PPATK Tegaskan Rp 300 Triliun Dugaan TPPU

Ivan menegaskan transaksi janggal Rp 300 triliun yang sempat disebut di Kemenkeu adalah tindak pidana pencucian uang atau TPPU. Dia juga memberi penjelasan di hadapan para wakil rakyat.

“PPATK telah mengungkapkan perkara TPPU dari berbagai tindak pidana asal, LHA dan LHP terkait tindak pidana korupsi Rp 81,3 triliun, LHA dan LHP terkait tindak pidana perjudian Rp 81 triliun, LHA dan LHP terkait tindak pidana GFC Rp 4,8 triliun, LHA dan LHP terkait tindak pidana narkotika Rp 3,4 triliun, LHA dan LHP terkait penggelapan dana yayasan Rp 1,7 triliun,” ujar Ivan.

Legislator dari Fraksi Partai Gerindra, Desmond J Mahesa, langsung mencecar Ivan soal Rp 300 triliun lebih yang akhir-akhir ini heboh.

“PPATK yang diekspos itu TPPU atau bukan? Yang 300 (triliun) itu TPPU?” tanya Desmond.

“TPPU, pencucian uang. Itu hasil analisis dan hasil pemeriksaan, tentunya TPPU. Jika tidak ada TPPU, tidak akan kami sampaikan,” tegas Ivan.

“Jadi ada kejahatan di Departemen Keuangan (Kementerian Keuangan) gitu?” tanya Desmond lagi.

“Bukan, dalam posisi Departemen Keuangan sebagai penyidik tindak pidana asal sesuai dengan Pasal 74 Undang-Undang Nomor 8/2010 disebutkan di situ penyidik tindak pidana asal adalah penyidik TPPU, dan di penjelasannya dikatakan bahwa Bea Cukai dan Direktorat Jenderal adalah penyidik tindak pidana asal,” jawab Ivan.

Ivan juga menyebut dugaan TPPU Rp 300 triliun lebih bukan dilakukan lembaga Kemenkeu. Desmond semula mempertanyakan apakah ada yang tidak beres secara kelembagaan di Kemenkeu sehingga muncul tudingan transaksi janggal Rp 300 triliun lebih.
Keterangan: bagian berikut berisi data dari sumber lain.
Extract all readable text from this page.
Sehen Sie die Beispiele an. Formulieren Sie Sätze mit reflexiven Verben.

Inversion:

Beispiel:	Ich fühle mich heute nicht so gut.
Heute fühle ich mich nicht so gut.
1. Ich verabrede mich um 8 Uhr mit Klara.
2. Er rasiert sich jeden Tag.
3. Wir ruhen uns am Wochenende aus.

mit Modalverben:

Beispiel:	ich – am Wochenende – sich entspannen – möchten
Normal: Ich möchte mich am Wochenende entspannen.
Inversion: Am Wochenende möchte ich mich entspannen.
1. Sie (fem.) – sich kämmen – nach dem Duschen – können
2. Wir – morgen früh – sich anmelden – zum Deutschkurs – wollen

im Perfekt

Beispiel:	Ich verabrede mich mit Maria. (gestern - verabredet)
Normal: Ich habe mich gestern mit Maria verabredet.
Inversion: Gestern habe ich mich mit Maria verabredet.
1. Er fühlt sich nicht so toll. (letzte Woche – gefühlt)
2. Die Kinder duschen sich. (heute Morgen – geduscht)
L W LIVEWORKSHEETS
“Jadi Rp 349.874.187.502.987, (Rp 349 triliun) ini tidak semuanya bicara tentang tindak pidana yang dilakukan oleh Kemenkeu, bukan di Kemenkeu, tapi terkait dengan tugas pokok dan fungsi Kemenkeu sebagai penyidik tindak pidana asal. Itu kebanyakan terjadi dengan kasus impor ekspor, kasus perpajakan. Dalam satu kasus saja kalau kita bicara ekspor impor itu bisa ada lebih dari Rp 100 triliun, lebih dari Rp 40 triliun, itu bisa melibatkan,” kata Ivan.
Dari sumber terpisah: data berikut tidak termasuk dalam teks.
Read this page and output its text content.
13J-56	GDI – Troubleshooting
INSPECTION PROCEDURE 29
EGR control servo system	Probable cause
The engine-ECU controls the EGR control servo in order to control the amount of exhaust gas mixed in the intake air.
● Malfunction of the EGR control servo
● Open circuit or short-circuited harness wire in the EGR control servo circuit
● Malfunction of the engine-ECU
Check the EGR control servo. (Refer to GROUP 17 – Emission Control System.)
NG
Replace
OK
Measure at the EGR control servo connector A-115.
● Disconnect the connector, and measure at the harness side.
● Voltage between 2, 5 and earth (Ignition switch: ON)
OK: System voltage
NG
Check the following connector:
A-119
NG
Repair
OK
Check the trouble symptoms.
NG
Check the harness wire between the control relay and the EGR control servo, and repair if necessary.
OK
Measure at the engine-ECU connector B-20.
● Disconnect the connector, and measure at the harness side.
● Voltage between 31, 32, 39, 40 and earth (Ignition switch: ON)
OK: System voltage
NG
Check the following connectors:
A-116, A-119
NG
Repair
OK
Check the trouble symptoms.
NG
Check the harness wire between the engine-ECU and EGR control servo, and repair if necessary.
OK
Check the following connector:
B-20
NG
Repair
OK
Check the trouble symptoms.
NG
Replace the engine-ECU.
Mahfud Siap Datang Biar Imbang

Terbaru, Mahfud Md menegaskan dirinya siap datang ke Komisi III DPR. Dia mengatakan perlu ada uji logika terkait heboh transaksi mencurigakan Rp 300 triliun itu.

“Uji logika dan uji kesetaraan juga, jangan dibilang pemerintah itu bawahan DPR, bukan,” kata Mahfud.

Mahfud juga mengatakan orang-orang yang ngomong agak keras dalam rapat bersama PPATK harus datang. Dia mengatakan hal itu agak imbang.

“Pokoknya Rabu saya datang, kemarin yang ngomong-ngomong agak keras itu supaya datang juga, biar imbang,” ujarnya.